Even as home health agencies prepare to implement the deep payment cuts and regulatory changes called for in the health reform law and 2011 payment rule, MEDPAC’s Commissioners are considering recommending major PPS payment changes in their Spring 2011 report to Congress. At their November meeting, the Commissioners considered a presentation by home health analyst Evan Christman on Improving Incentives and Safeguards for the Home Health Benefit .
Christman focused much of his presentation on variations in profitability and how in particular financial performance tracks to cases with therapy use. Christman also provided detailed data on what he charatcerized as a 48% growth in home health episodes with no prior hospitalization or other post acute services. The rate of growth for these types of cases, he informed the Commissioners, is 14 times the rate of growth for home health as a post acute care services. Supply, he said, is expanding to take care of less severely ill patients. The Commissioners were clearly – by their comments – taken back at this.
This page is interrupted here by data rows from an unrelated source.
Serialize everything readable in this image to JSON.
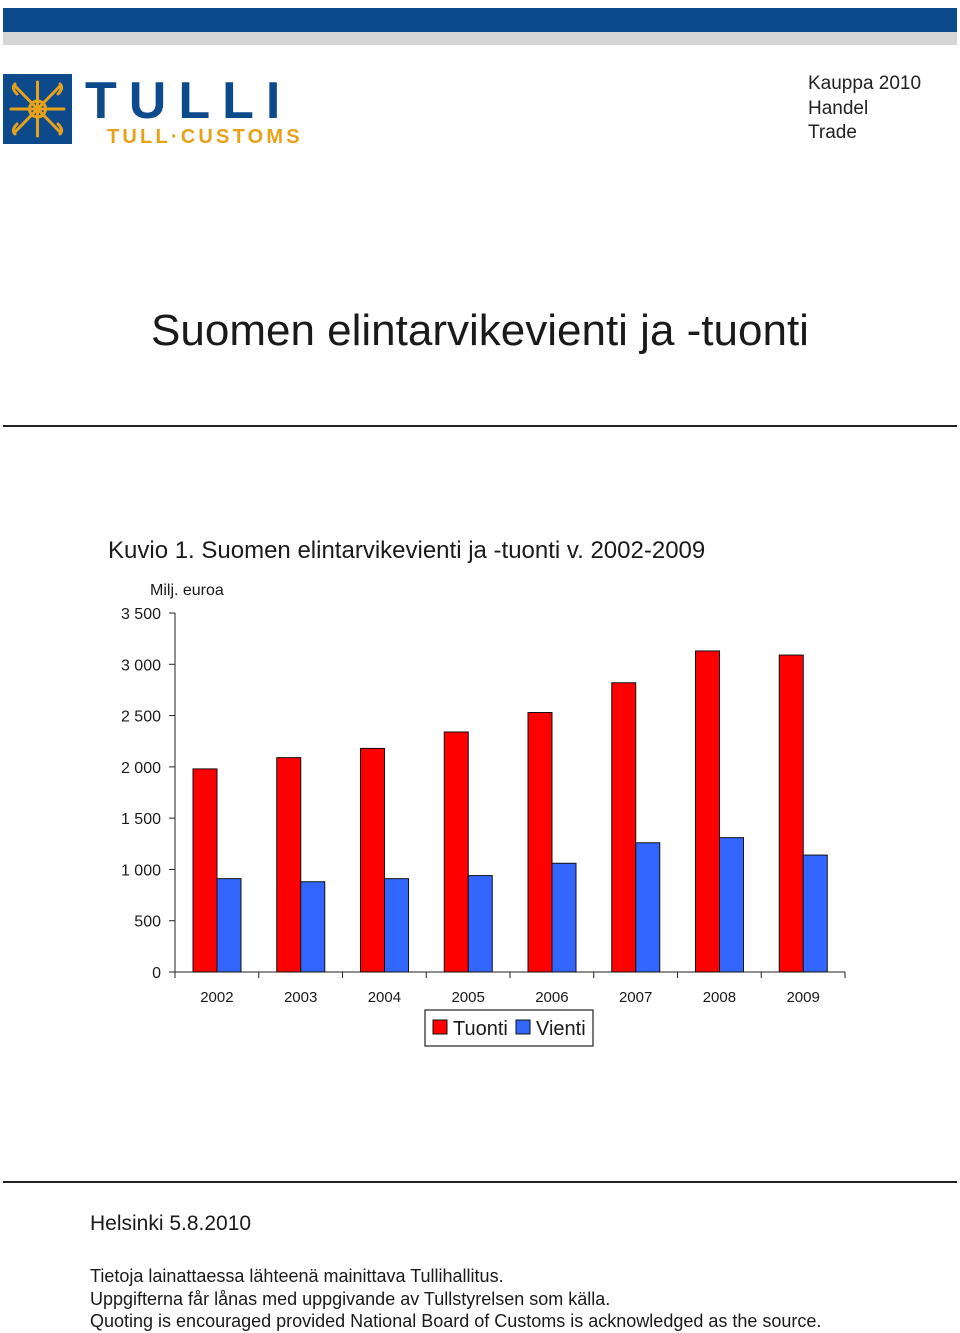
{
  "header": {
    "logo_text": "TULLI",
    "logo_subtext": "TULL·CUSTOMS",
    "publication_lines": [
      "Kauppa 2010",
      "Handel",
      "Trade"
    ],
    "brand_color": "#0d4a8c",
    "logo_accent_color": "#e8a21a"
  },
  "document": {
    "title": "Suomen elintarvikevienti ja -tuonti"
  },
  "figure": {
    "caption": "Kuvio 1. Suomen elintarvikevienti ja -tuonti v. 2002-2009"
  },
  "chart_data": {
    "type": "bar",
    "ylabel": "Milj. euroa",
    "ylim": [
      0,
      3500
    ],
    "yticks": [
      0,
      500,
      1000,
      1500,
      2000,
      2500,
      3000,
      3500
    ],
    "ytick_labels": [
      "0",
      "500",
      "1 000",
      "1 500",
      "2 000",
      "2 500",
      "3 000",
      "3 500"
    ],
    "categories": [
      "2002",
      "2003",
      "2004",
      "2005",
      "2006",
      "2007",
      "2008",
      "2009"
    ],
    "series": [
      {
        "name": "Tuonti",
        "color": "#ff0000",
        "values": [
          1980,
          2090,
          2180,
          2340,
          2530,
          2820,
          3130,
          3090
        ]
      },
      {
        "name": "Vienti",
        "color": "#3366ff",
        "values": [
          910,
          880,
          910,
          940,
          1060,
          1260,
          1310,
          1140
        ]
      }
    ],
    "grid": false,
    "legend": "bottom-center"
  },
  "footer": {
    "date": "Helsinki 5.8.2010",
    "notes": [
      "Tietoja lainattaessa lähteenä mainittava Tullihallitus.",
      "Uppgifterna får lånas med uppgivande av Tullstyrelsen som källa.",
      "Quoting is encouraged provided National Board of Customs is acknowledged as the source."
    ]
  }
}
Christman recommended the the Commissioner endorse a “redistributive payment recommendation” that would reduce percentage of overall dollars going to cases with therapy in favor of non-therapy and dual eligible patients. He also recommended a 3% adjustment for dual-eligibles Finally, he recommended consideration of a co-payment, specifically on home health cases with no prior hospitalization. A lengthy and instructive discussion of home health trends, payments and value ensued – all of which can be found on the meeting transcript –beginning on page 211.
While ether are some things in the MEDPAC discussion that this association has supported (dual eligible adjustments), a review of the transcript reveals we still have both an image and a substance issue when it comes to (many) MEDPAC Commissioners and our services.